Investigation of multivariate analysis of surface-enhanced Raman scattering spectra using simple machine-learning models: prediction of the composition of mixed self-assembled monolayer on gold surface
摘要
Predicting the mixing ratio of molecules with similar structures from SERS spectra is expected to be applicable to disease diagnosis and environmental analysis. Currently, deep learning is applied to analyze SERS spectra due to the complexity of the spectrum shape. However, deep learning requires a lot of training data. In addition, deep learning models have complex structures, making it difficult to interpret the output results. In the field of analytical chemistry, it is often not possible to collect a large amount of measured data. Therefore, simple and interpretable machine learning models that require a small amount of training data are needed. This study investigates the multivariate analysis of surface-enhanced Raman scattering (SERS) spectra using simple machine learning models. The mixing ratios of the self-assembled monolayer (SAM) reagents of benzene thiol derivatives (as model molecules) were predicted from SERS spectra using several prediction models. Then, that prediction accuracy of each machine-learning model was compared.
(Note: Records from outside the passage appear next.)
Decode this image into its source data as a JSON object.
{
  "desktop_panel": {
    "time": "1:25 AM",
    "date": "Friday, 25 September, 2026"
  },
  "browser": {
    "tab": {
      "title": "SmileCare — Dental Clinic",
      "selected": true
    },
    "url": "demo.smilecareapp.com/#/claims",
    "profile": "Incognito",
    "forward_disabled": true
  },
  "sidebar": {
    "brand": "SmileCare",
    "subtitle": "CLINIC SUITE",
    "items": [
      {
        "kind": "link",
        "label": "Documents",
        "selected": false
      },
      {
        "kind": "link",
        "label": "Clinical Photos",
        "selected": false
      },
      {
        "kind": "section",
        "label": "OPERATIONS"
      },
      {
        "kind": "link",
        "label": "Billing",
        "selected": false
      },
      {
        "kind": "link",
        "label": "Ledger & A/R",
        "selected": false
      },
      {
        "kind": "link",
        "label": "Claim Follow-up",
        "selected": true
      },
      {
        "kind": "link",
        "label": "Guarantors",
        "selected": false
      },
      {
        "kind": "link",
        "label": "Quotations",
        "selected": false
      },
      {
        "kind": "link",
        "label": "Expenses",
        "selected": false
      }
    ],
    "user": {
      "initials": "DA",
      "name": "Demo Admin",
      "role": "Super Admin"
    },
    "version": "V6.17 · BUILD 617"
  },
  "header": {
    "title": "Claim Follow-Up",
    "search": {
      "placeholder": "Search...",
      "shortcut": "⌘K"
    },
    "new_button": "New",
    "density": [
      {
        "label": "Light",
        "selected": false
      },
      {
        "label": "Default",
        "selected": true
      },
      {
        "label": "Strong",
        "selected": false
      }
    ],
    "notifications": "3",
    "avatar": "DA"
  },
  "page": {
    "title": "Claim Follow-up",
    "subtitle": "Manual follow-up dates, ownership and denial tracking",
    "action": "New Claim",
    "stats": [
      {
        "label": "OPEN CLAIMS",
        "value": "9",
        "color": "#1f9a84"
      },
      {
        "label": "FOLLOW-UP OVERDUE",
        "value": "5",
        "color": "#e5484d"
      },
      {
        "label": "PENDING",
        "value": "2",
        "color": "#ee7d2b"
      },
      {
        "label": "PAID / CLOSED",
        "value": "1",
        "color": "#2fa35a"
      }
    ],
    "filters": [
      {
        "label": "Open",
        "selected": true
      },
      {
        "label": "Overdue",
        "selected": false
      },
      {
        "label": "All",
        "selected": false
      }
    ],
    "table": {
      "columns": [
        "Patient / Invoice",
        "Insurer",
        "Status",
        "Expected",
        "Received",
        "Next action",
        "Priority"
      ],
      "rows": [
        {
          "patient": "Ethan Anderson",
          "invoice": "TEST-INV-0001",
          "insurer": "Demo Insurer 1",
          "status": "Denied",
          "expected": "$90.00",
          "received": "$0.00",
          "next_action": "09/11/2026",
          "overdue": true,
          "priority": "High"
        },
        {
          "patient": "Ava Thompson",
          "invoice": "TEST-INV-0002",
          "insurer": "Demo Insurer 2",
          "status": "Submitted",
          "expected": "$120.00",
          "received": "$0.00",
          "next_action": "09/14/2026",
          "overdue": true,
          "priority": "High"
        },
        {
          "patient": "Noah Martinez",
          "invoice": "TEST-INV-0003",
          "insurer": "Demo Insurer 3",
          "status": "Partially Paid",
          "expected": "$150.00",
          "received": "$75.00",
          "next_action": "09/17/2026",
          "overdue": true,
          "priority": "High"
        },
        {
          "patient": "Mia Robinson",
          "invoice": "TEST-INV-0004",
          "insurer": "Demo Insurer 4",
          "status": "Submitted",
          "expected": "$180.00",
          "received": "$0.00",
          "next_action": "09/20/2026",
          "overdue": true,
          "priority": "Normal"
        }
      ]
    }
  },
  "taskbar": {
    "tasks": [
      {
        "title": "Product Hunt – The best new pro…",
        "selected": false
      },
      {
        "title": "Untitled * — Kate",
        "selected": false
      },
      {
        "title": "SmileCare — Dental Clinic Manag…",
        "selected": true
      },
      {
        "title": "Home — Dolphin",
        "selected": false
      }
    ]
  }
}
The results show that linear discriminant analysis (LDA) achieves the highest prediction accuracy (0.996). We analyze the SERS spectrum with a simple model such as LDA and achieve highly accurate predictions of the mixing ratios of the SAM reagents. This indicates that, even when the measurement data of the SERS spectra are scarce, highly accurate predictions can be made through analysis using a simple prediction model.